Fruit de mer

Prudence

2 études · 1 recommandation

Dernière mise à jour: 4 février 2026

Fruit de mer – Goutte
Prudence2 études

La consommation de fruits de mer peut augmenter le taux d'acide urique et le risque de goutte, en particulier chez les femmes.

Des données issues de deux études de cohorte portant sur plus de 800 participants et d'une revue systématique regroupant 33 études de cohorte établissent un lien entre la consommation de produits de la mer et le risque de goutte. Une étude prospective de 12 mois menée auprès de 812 hommes a révélé que ceux appartenant au quintile de consommation de produits de la mer le plus élevé présentaient des taux d'acide urique sérique supérieurs de 0,41 mg/dl à ceux du quintile le plus faible (IC à 95 % : 0,19-0,63 ; p = 0,005). Des différences notables existent entre les sexes : une revue systématique a montré que les femmes consommant davantage de poissons et de fruits de mer présentaient un risque de goutte accru de 36 % (HR 1,36 ; IC à 95 % : 1,12-1,65), tandis qu'aucune augmentation statistiquement significative n'a été observée chez les hommes (HR 1,02 ; IC à 95 % : 0,86-1,22). Les personnes souffrant de goutte ou présentant un taux d'acide urique élevé devraient modérer leur consommation de produits de la mer, en particulier de fruits de mer et de poissons riches en purines, les femmes devant potentiellement faire preuve d'une plus grande prudence.

Preuves

Auteurs: Belcher, John, Evans, Peter L., Hay, Charles A., Mallen, Christian D., Prior, James A., Roddy, Edward

Publié: 1 décembre 2019

La revue systématique a mis en évidence une différence entre les sexes quant au risque de goutte lié à la consommation de produits de la mer. Les femmes présentaient un risque significativement plus élevé associé à une consommation plus importante de poissons et de fruits de mer (HR 1,36, IC à 95 % : 1,12-1,65) comparativement aux hommes (HR 1,02, IC à 95 % : 0,86-1,22). Cela représente une augmentation de 36 % du risque de développer une crise de goutte chez les femmes consommant davantage de produits de la mer, tandis qu’aucune augmentation statistiquement significative n’a été observée chez les hommes. La revue a inclus 33 études de cohorte, dont 20 comparaient directement les facteurs de risque selon le sexe.

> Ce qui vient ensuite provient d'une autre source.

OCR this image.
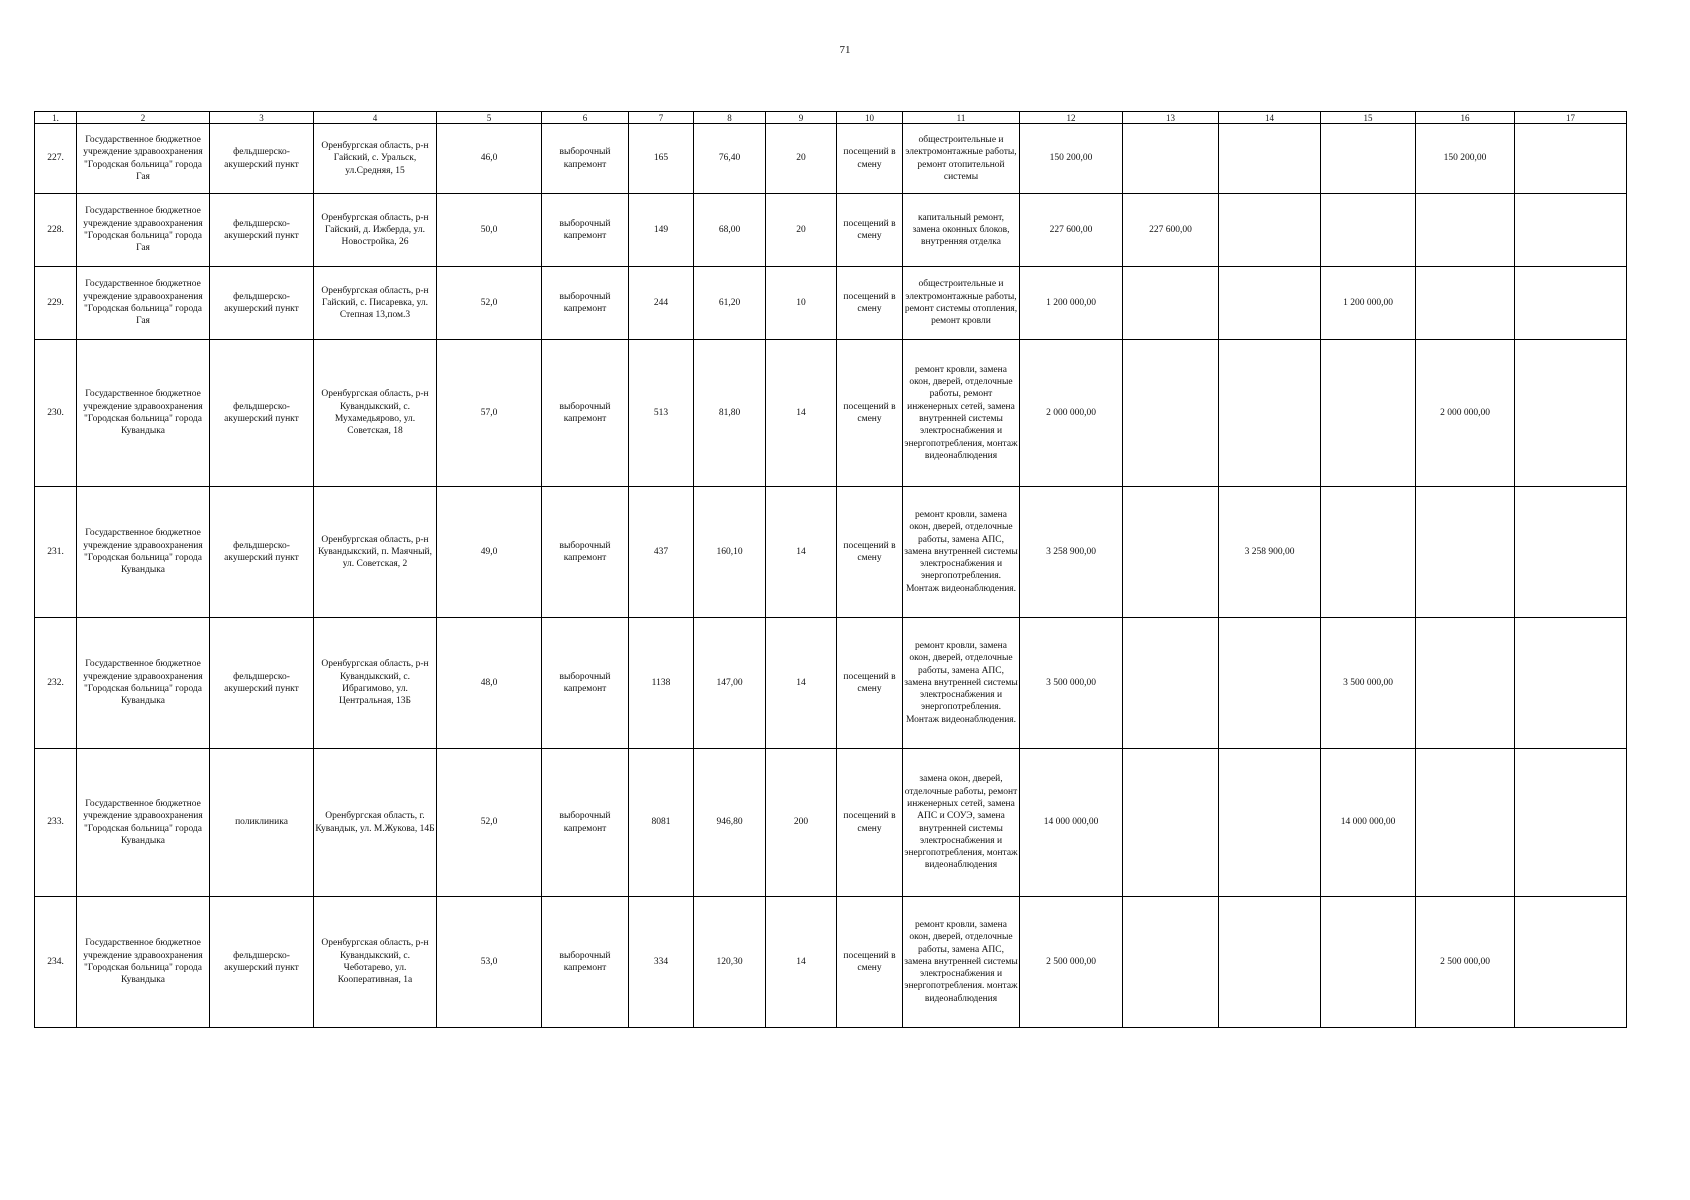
71
1.	2	3	4	5	6	7	8	9	10	11	12	13	14	15	16	17
227.	Государственное бюджетное учреждение здравоохранения "Городская больница" города Гая	фельдшерско-акушерский пункт	Оренбургская область, р-н Гайский, с. Уральск, ул.Средняя, 15	46,0	выборочный капремонт	165	76,40	20	посещений в смену	общестроительные и электромонтажные работы, ремонт отопительной системы	150 200,00				150 200,00	
228.	Государственное бюджетное учреждение здравоохранения "Городская больница" города Гая	фельдшерско-акушерский пункт	Оренбургская область, р-н Гайский, д. Ижберда, ул. Новостройка, 26	50,0	выборочный капремонт	149	68,00	20	посещений в смену	капитальный ремонт, замена оконных блоков, внутренняя отделка	227 600,00	227 600,00				
229.	Государственное бюджетное учреждение здравоохранения "Городская больница" города Гая	фельдшерско-акушерский пункт	Оренбургская область, р-н Гайский, с. Писаревка, ул. Степная 13,пом.3	52,0	выборочный капремонт	244	61,20	10	посещений в смену	общестроительные и электромонтажные работы, ремонт системы отопления, ремонт кровли	1 200 000,00			1 200 000,00		
230.	Государственное бюджетное учреждение здравоохранения "Городская больница" города Кувандыка	фельдшерско-акушерский пункт	Оренбургская область, р-н Кувандыкский, с. Мухамедьярово, ул. Советская, 18	57,0	выборочный капремонт	513	81,80	14	посещений в смену	ремонт кровли, замена окон, дверей, отделочные работы, ремонт инженерных сетей, замена внутренней системы электроснабжения и энергопотребления, монтаж видеонаблюдения	2 000 000,00				2 000 000,00	
231.	Государственное бюджетное учреждение здравоохранения "Городская больница" города Кувандыка	фельдшерско-акушерский пункт	Оренбургская область, р-н Кувандыкский, п. Маячный, ул. Советская, 2	49,0	выборочный капремонт	437	160,10	14	посещений в смену	ремонт кровли, замена окон, дверей, отделочные работы, замена АПС, замена внутренней системы электроснабжения и энергопотребления. Монтаж видеонаблюдения.	3 258 900,00		3 258 900,00			
232.	Государственное бюджетное учреждение здравоохранения "Городская больница" города Кувандыка	фельдшерско-акушерский пункт	Оренбургская область, р-н Кувандыкский, с. Ибрагимово, ул. Центральная, 13Б	48,0	выборочный капремонт	1138	147,00	14	посещений в смену	ремонт кровли, замена окон, дверей, отделочные работы, замена АПС, замена внутренней системы электроснабжения и энергопотребления. Монтаж видеонаблюдения.	3 500 000,00			3 500 000,00		
233.	Государственное бюджетное учреждение здравоохранения "Городская больница" города Кувандыка	поликлиника	Оренбургская область, г. Кувандык, ул. М.Жукова, 14Б	52,0	выборочный капремонт	8081	946,80	200	посещений в смену	замена окон, дверей, отделочные работы, ремонт инженерных сетей, замена АПС и СОУЭ, замена внутренней системы электроснабжения и энергопотребления, монтаж видеонаблюдения	14 000 000,00			14 000 000,00		
234.	Государственное бюджетное учреждение здравоохранения "Городская больница" города Кувандыка	фельдшерско-акушерский пункт	Оренбургская область, р-н Кувандыкский, с. Чеботарево, ул. Кооперативная, 1а	53,0	выборочный капремонт	334	120,30	14	посещений в смену	ремонт кровли, замена окон, дверей, отделочные работы, замена АПС, замена внутренней системы электроснабжения и энергопотребления. монтаж видеонаблюдения	2 500 000,00				2 500 000,00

Auteurs: Babiker, Muhammed Ali

Publié: 27 novembre 2015

Dans une étude de cohorte prospective de 12 mois menée auprès de 812 hommes sans antécédents de goutte, l'apport alimentaire a été évalué mensuellement. Le taux d'acide urique sérique augmentait avec la consommation de fruits de mer. Les hommes du quintile supérieur de consommation de fruits de mer présentaient un taux d'acide urique supérieur de 0,41 mg/dl à celui des hommes du quintile inférieur (IC à 95 % : 0,19-0,63 ; p = 0,005 pour la tendance). L'analyse multivariée a montré que les hommes du quintile supérieur de consommation de fruits de mer présentaient un risque relatif accru de développer la goutte.